A group of young people hailing from Malta, Africa and Asia have been invited to dinner at the Curia by Archbishop Charles Scicluna as part of an effort to promote inclusion and tolerance.

Titled ‘A good neighbourhood dinner’, the event will be held on June 11, and an estimated 60 youths will be present, half of whom migrants. Mgr Scicluna announced this initiative when addressing academics, migrants and students during a dialogue session at University organised by the Faculty for Social Well-being.

“We need to invite each other to share our narratives and our story. But we also need to invite our friends, especially from Africa and Asia, to be part of our celebrations,” the Archbishop said.
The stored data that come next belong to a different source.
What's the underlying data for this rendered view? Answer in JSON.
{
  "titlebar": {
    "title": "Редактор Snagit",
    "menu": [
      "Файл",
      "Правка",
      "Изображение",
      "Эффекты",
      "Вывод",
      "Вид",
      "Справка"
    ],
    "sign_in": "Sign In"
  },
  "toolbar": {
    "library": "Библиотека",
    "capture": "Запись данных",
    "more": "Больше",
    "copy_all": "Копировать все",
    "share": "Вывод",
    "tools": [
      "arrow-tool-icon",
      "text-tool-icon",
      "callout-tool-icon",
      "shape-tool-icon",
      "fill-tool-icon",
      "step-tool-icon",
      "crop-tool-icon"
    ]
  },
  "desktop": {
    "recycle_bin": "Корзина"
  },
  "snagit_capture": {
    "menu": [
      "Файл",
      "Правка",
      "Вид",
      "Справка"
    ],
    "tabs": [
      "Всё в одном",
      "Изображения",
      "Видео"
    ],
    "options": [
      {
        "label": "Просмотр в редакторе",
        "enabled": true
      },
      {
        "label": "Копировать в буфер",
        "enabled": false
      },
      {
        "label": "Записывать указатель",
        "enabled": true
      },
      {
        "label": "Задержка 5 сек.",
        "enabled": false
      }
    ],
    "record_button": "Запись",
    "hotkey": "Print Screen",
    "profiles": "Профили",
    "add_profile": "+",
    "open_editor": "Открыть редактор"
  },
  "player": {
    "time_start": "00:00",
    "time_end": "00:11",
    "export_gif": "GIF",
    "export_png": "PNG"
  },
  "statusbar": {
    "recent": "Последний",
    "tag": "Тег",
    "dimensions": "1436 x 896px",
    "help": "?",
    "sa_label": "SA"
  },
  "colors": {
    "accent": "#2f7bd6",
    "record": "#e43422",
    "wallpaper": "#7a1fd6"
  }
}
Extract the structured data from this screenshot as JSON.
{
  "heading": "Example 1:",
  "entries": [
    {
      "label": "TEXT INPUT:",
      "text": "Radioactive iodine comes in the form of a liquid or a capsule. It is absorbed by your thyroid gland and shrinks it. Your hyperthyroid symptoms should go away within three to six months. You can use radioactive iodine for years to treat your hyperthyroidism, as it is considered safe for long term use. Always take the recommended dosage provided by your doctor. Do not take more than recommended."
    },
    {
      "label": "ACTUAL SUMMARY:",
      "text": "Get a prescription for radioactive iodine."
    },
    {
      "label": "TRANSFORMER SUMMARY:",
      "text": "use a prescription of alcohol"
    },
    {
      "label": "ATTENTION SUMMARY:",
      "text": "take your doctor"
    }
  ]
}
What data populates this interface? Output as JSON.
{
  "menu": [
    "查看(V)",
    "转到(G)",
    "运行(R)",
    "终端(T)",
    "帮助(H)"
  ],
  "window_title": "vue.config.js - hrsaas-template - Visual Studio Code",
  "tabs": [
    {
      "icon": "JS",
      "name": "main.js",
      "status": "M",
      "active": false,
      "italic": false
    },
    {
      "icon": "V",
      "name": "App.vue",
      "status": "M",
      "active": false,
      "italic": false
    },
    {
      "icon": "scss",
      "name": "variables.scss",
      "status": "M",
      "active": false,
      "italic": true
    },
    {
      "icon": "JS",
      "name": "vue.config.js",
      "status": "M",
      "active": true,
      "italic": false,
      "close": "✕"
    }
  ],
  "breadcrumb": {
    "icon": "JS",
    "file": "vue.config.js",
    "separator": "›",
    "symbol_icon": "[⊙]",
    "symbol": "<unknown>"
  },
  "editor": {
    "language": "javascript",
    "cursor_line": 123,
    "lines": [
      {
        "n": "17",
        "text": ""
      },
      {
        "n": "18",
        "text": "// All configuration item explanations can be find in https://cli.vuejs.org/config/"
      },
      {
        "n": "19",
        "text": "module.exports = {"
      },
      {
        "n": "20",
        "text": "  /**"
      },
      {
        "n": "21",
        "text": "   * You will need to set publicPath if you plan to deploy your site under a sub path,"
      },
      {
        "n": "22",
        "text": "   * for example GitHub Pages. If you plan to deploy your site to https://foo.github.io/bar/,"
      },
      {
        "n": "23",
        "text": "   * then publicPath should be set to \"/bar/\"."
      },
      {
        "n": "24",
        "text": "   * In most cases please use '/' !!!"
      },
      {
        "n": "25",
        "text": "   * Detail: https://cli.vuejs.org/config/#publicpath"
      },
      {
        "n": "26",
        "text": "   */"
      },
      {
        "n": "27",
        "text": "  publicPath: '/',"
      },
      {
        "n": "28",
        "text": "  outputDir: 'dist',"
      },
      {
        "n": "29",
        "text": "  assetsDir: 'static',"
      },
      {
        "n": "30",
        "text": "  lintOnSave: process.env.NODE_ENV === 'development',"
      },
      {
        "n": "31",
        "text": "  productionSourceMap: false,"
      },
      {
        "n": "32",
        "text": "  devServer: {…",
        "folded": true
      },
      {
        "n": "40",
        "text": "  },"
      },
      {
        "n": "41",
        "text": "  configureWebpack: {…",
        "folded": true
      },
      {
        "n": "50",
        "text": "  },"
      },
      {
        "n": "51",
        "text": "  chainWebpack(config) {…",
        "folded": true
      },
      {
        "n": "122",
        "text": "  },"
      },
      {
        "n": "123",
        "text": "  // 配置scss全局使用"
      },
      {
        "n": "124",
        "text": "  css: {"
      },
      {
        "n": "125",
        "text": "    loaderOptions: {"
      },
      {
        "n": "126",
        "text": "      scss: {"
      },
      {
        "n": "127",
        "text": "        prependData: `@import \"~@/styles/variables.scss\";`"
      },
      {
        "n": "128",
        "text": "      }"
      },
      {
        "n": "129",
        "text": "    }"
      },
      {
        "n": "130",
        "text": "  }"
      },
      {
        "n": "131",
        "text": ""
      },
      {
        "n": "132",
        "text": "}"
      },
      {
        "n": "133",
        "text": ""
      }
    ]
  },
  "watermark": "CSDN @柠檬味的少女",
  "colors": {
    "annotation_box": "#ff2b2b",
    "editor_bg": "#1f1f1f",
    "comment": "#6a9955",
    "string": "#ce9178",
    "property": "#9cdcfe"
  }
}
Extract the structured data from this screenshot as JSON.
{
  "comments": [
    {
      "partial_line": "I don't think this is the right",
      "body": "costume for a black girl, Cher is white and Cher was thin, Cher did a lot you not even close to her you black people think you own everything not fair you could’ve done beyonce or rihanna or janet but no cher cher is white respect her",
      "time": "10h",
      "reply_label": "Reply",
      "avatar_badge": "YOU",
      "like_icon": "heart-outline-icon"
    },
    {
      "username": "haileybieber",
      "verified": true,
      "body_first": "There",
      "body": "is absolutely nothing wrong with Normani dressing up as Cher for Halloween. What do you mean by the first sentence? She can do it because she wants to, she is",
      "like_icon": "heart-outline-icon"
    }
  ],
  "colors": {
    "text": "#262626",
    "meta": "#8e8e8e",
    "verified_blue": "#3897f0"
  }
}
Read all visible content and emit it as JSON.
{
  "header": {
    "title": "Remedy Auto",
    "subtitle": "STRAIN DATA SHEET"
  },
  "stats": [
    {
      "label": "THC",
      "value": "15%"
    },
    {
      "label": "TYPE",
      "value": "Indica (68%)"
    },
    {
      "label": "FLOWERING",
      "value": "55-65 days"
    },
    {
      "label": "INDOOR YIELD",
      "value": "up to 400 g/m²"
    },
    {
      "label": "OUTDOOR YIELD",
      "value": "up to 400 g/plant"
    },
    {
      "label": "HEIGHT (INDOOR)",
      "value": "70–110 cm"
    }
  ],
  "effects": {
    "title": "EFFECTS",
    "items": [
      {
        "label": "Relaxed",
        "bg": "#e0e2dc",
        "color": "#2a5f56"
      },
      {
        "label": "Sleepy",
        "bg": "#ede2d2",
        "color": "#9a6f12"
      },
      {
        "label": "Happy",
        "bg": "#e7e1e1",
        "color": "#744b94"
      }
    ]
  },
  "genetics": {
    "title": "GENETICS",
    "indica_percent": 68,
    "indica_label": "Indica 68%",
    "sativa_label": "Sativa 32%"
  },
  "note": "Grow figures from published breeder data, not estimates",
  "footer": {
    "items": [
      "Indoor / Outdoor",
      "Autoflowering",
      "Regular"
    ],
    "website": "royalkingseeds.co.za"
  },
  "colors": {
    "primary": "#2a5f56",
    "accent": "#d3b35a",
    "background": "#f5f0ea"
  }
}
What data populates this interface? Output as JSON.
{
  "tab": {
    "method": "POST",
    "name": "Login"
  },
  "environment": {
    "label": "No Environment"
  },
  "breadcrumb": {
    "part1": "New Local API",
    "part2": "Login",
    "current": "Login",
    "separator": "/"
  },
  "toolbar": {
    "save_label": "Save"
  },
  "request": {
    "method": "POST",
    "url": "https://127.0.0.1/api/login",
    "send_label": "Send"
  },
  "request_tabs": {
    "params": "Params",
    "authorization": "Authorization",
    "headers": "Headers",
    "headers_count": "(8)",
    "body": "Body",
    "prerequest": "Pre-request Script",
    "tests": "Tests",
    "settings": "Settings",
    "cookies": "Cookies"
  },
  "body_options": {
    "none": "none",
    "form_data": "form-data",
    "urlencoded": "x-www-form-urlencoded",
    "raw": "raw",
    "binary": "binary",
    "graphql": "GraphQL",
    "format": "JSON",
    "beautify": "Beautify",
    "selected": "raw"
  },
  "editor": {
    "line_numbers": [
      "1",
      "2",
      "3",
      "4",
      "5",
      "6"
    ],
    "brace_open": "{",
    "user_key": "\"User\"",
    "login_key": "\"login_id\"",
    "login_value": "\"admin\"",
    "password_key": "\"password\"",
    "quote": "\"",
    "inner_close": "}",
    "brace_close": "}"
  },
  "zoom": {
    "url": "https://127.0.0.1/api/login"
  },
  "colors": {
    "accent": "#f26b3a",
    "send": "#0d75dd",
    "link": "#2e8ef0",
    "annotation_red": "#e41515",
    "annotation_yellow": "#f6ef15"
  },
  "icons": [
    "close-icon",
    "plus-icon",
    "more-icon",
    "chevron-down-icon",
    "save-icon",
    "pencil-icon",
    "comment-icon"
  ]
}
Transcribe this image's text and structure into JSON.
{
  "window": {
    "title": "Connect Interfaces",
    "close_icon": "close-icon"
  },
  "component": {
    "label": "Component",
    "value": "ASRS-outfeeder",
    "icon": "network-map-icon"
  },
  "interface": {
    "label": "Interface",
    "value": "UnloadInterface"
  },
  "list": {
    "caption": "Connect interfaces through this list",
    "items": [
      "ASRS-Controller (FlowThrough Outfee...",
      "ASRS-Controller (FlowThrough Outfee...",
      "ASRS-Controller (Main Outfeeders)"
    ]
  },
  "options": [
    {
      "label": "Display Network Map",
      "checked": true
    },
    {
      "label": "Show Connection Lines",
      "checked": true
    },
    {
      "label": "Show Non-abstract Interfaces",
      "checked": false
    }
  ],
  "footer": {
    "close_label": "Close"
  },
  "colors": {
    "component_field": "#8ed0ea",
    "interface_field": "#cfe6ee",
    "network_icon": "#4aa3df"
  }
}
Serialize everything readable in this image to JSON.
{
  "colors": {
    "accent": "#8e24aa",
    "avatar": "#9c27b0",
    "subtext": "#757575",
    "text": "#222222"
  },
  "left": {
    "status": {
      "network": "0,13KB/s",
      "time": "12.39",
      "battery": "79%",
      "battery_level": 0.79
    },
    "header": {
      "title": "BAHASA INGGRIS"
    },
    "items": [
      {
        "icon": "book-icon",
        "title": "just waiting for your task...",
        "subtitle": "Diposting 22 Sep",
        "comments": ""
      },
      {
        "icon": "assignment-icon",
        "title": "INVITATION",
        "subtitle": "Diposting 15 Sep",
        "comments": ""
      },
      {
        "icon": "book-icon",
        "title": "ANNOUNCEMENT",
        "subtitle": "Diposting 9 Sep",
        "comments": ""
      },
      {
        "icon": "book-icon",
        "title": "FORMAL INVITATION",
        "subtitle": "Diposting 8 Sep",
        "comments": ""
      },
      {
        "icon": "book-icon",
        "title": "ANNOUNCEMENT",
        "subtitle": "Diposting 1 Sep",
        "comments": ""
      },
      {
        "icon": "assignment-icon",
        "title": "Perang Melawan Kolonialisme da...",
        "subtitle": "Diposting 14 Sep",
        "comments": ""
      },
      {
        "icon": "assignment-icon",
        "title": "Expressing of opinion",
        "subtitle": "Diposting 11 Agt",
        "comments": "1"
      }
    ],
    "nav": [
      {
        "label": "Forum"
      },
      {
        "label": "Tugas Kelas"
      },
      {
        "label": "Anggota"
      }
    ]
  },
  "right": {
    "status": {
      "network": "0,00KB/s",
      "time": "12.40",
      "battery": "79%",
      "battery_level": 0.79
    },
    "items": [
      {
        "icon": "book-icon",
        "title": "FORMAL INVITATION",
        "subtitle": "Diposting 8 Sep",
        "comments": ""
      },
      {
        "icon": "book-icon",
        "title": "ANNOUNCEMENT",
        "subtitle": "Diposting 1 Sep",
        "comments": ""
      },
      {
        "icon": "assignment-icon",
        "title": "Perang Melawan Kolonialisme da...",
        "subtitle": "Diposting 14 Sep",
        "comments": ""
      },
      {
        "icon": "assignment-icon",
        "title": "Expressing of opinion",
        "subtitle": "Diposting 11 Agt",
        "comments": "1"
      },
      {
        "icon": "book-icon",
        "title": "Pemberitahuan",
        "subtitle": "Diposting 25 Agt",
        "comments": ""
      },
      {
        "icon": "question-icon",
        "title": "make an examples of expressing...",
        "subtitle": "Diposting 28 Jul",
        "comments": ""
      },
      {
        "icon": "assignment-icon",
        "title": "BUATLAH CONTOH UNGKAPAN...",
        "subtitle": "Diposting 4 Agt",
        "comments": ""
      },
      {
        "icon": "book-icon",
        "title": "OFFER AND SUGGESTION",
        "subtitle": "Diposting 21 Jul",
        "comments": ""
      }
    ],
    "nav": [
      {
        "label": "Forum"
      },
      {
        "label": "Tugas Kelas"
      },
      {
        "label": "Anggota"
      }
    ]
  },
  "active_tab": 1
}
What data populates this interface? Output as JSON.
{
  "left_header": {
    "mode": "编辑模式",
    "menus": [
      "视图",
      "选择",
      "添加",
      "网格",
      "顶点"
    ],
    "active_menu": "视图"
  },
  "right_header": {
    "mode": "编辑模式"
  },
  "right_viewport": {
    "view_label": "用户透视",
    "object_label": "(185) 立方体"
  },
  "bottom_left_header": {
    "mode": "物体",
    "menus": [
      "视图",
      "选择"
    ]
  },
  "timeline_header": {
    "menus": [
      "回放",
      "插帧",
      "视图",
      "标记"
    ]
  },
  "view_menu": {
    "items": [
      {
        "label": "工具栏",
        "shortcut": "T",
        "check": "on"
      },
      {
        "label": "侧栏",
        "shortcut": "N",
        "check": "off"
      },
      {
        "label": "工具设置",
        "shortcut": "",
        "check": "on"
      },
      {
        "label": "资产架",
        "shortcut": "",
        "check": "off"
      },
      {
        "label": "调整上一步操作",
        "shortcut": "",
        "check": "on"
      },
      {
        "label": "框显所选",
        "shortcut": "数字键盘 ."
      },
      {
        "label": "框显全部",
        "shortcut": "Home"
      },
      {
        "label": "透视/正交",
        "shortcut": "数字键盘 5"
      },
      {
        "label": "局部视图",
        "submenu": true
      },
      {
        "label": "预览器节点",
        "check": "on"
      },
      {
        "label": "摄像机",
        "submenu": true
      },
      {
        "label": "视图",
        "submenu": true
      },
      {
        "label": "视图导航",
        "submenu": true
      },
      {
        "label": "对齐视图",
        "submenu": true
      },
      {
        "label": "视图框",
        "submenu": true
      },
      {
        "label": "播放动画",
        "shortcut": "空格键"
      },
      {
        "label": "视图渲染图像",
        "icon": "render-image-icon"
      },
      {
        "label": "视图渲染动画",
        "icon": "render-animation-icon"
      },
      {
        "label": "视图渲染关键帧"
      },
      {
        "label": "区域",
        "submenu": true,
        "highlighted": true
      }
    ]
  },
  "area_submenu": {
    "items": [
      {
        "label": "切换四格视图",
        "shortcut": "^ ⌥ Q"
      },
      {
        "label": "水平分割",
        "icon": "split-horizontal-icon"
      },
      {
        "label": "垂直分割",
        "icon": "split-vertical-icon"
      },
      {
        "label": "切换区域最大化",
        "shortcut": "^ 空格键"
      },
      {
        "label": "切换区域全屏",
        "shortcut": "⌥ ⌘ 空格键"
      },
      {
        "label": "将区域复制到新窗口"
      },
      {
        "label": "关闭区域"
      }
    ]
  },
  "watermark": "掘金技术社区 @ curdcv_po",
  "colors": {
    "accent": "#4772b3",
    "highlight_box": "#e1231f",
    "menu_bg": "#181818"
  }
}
The dialogue session was organised in the wake of the murder of Lassana Cisse from the Ivory Coast, who was shot dead last month in cold blood along a road in Ħal Far. Two young soldiers have been charged with racially motivated murder.

Mgr Scicluna noted that when the victim came to Malta, he had been aided by the Malta Emigrants Commission with the processing of his papers.

“Unfortunately, he ended up with one of the more difficult decisions and labels. He was known as a ‘rejected’. That was the story of Lassana. We gave him that label; our institutions and our legislation gave him that label. He was rejected. We are here because in the end he was physically eliminated,” he said.

The Archbishop added that this story was a trajectory of rejection and elimination which needed to be addressed, albeit not the only one.